AMD told MrBruh that all update communications now use HTTPS and that updates undergo signature verification. The researcher says he verified the HTTPS claim, but found only a CRC32 check on the downloaded executable, which is not considered a cryptographic signature.

This is the most shocking part. You’d think that AMD as a high-tech company has some smart people working for them. These are very basic things that any half decent programmers should get right. If at no part of the process of implementing this anyone brought up that this is not secure, that is extremely worrying and indicative of a very broken development process. It’s not like a proper cryptographic signature costs extra. This is just pure incompetence.

[–] themachinestops@lemmy.dbzer0.com 10 points 1 hour ago (2 children)

The problem with using CRC32 is it reversible and has high collusion rate. An attacker can easily make a file the generates the same hash. This tool a few minutes of searching online. It appears that people who work at AMD don't even know how to do proper research. All they have to do is look up how to make a secure updating process.

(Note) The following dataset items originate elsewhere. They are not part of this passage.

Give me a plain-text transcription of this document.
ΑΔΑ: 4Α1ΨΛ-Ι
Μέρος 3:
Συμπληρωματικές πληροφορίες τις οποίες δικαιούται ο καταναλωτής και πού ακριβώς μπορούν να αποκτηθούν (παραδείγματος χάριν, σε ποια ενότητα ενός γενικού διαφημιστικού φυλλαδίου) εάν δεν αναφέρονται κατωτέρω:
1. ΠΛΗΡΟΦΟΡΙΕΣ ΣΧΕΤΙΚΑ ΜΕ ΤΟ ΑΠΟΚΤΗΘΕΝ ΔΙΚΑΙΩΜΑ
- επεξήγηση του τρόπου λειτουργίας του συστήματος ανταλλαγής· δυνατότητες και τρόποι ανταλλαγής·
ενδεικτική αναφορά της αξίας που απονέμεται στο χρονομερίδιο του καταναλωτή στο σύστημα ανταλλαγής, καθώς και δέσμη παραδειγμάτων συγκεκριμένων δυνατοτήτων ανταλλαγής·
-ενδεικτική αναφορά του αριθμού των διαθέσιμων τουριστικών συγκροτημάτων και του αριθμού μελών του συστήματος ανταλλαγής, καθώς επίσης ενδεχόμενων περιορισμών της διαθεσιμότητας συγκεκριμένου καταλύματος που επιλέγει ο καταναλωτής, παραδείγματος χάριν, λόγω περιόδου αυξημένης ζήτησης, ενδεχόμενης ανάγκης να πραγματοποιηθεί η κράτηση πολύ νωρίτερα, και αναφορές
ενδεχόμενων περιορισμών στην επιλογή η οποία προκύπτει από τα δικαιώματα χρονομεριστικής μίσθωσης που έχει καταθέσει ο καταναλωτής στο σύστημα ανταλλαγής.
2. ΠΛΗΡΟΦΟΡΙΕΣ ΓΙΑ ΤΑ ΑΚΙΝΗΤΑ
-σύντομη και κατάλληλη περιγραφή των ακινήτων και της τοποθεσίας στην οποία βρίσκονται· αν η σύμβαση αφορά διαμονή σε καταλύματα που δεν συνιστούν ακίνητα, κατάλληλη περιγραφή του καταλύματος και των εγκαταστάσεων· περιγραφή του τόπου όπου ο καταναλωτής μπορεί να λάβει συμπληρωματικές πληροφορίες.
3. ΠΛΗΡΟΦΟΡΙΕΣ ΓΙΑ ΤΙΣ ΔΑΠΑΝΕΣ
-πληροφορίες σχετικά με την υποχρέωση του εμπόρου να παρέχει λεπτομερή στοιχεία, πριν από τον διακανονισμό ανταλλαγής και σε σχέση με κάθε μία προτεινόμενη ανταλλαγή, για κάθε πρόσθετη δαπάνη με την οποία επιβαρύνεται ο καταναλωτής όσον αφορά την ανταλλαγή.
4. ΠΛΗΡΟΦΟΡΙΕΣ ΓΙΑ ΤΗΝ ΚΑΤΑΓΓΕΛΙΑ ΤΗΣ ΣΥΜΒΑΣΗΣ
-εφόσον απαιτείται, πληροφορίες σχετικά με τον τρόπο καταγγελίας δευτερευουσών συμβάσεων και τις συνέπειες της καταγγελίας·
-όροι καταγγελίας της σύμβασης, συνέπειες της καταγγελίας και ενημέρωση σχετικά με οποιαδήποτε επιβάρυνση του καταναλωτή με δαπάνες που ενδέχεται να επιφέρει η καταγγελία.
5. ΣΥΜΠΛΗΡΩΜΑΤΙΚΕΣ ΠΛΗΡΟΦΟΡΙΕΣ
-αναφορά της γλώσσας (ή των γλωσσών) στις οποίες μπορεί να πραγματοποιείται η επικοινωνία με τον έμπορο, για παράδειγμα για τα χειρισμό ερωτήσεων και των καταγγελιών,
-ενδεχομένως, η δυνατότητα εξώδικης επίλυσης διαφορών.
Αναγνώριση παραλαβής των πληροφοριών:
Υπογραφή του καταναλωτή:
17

[–] Miaou@jlai.lu 1 points 15 minutes ago

The problem is that a CRC32 checksum is not a signature. Doesn't matter if they use the most complex checksum in the world or not, what they need here is a signature

[–] ren@reddthat.com 3 points 54 minutes ago

What does it matter if it's CRC or sha512 if they are using an unsecured connection to transmit them? A stranger who has already acquired capability to modify the payload in transit can also modify the checksum. A better hash will not solve this problem.